Shared ground
Leviticus 16:20–22 presents the Day of Atonement’s closing movement: after the holy place, tent of meeting, and altar have been dealt with, attention shifts to the “live goat.” Aaron presses both hands onto the goat and publicly speaks Israel’s wrongs—described in layered terms and emphasized as “all.” The text then says those wrongs are placed onto the goat and the goat is escorted away and released in the wilderness.
At the level of explicit wording, the goat functions as a removal sign: what has been confessed is carried away from the community’s center to an uninhabited place. The sequence matters: sanctuary-focused rites happen first, then this outward “sending away” act.
Where interpretation differs
One key question is what it means that Israel’s wrongs are “put on” the goat and the goat “bears” them. Some interpreters read this mainly as symbolic transfer and transport: the ritual represents God removing the people’s wrongs from among them. Others think the language also implies the goat, in some sense, carries responsibility or liability—still enacted through ritual symbolism, but with a stronger “substitute carrier” idea.
A secondary question is how much meaning to assign to the “man who is in readiness.” Some take him as a practical escort to make sure the goat truly leaves and does not return. Others see his designation as part of the ritual’s orderliness, even if the text does not spell out special actions for him here.

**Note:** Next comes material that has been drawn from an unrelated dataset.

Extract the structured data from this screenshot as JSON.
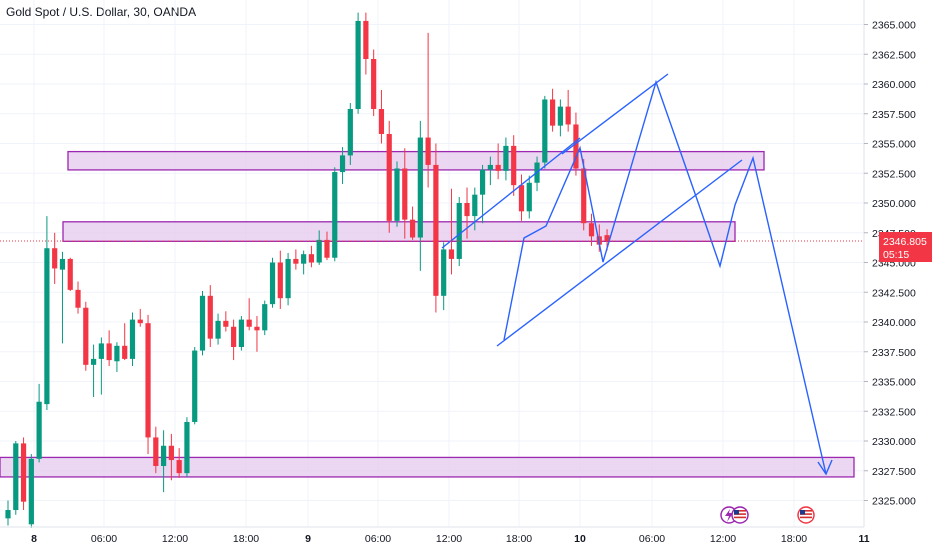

Why the disagreement exists
The verbs and images do more than one thing at once: hand-pressing plus spoken confession plus “putting on the head” suggests transfer, while “bear” can be heard as either “carry away” or “carry as a burden.” Also, “solitary land” and “wilderness” can be taken as simple distance from camp or as a place that highlights exclusion and separation.
What this passage clearly contributes
This passage adds a distinct emphasis to the Day of Atonement: wrongdoing is not only addressed within sacred space (v.20’s completed rites) but is also publicly named and then removed from the community’s midst. The text’s repeated “all” underlines comprehensiveness: the confession is meant to cover the full range of Israel’s covenant-breaking, and the goat’s departure dramatizes that what has been confessed is taken away to a place outside ordinary life.